Mais, à Gaza, ni les guerres et agression militaires, ni les bombardements aveugles, ni les occupations militaires, ni les destructions de logements, ni les répressions dans le sang des manifestations pacifiques, ni des emprisonnements sans procès, perpétrées par les colonisateurs israéliens, n’ont pu entamer la volonté de résistance de la population palestinienne. En 2007, l’Etat d’Israël, désemparé face à cette volonté inébranlable du peuple palestinien, a poussé son cynisme criminel à son paroxysme. Il profite de la collaboration des dictateurs égyptiens et impose un blocus total de Gaza pour anéantir la possibilité de toutes les activités économiques et même priver la population de Gaza des aides alimentaires et médicales, en provenance des organisations humanitaires internationales. Selon le rapport d’OXFAM international "est tributaire de l’aide plus de cent mille personnes, dont la moitié sont des enfants vu leur habitation détruite […] 96% de l’eau distribuée par les réseaux publics n’est pas potable ; plus de 300 000 enfants et adolescents restent traumatisés par le conflit. Plus de 43% des habitants de la bande de Gaza (dont plus de 60% de jeunes) se trouvent sans emploi… 80% de la population est tributaire de l’aide humanitaire… nombre d’industries clés, telles que le secteur de la construction ont été décimées".

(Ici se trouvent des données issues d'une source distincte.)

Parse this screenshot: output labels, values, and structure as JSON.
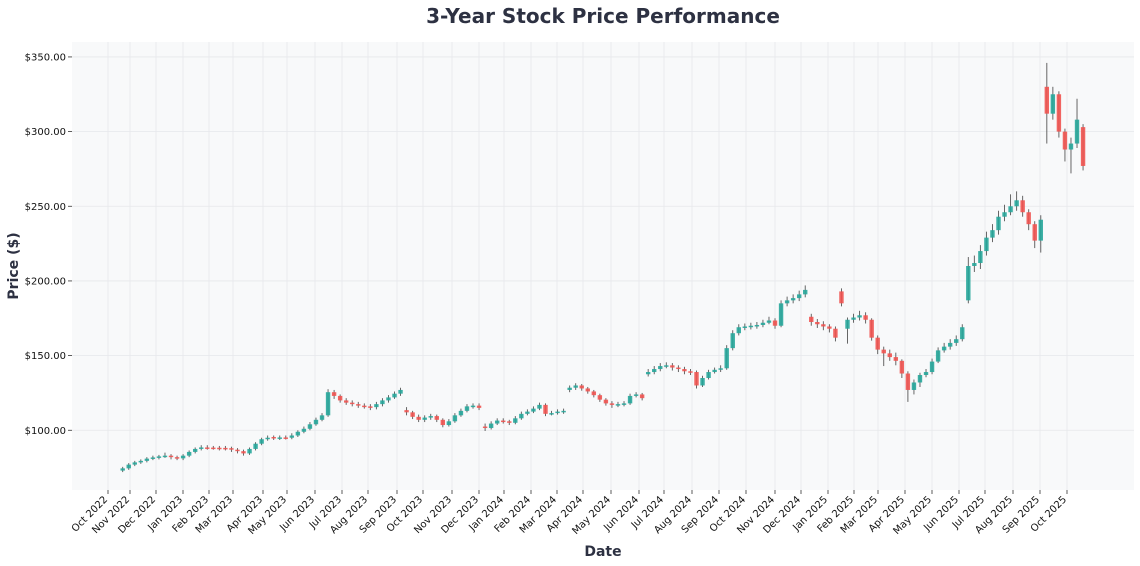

Les événements actuellement en cours, à la frontière entre Gaza et Israël démontrent que malgré toutes ces injustices, tous ces crimes impunis contre la population palestinienne de Gaza par une armée, malgré le silence honteux et complice des puissances impérialistes, la lutte et la résistance de la population de Gaza cultivent l’espoir en Palestine et partout dans le monde.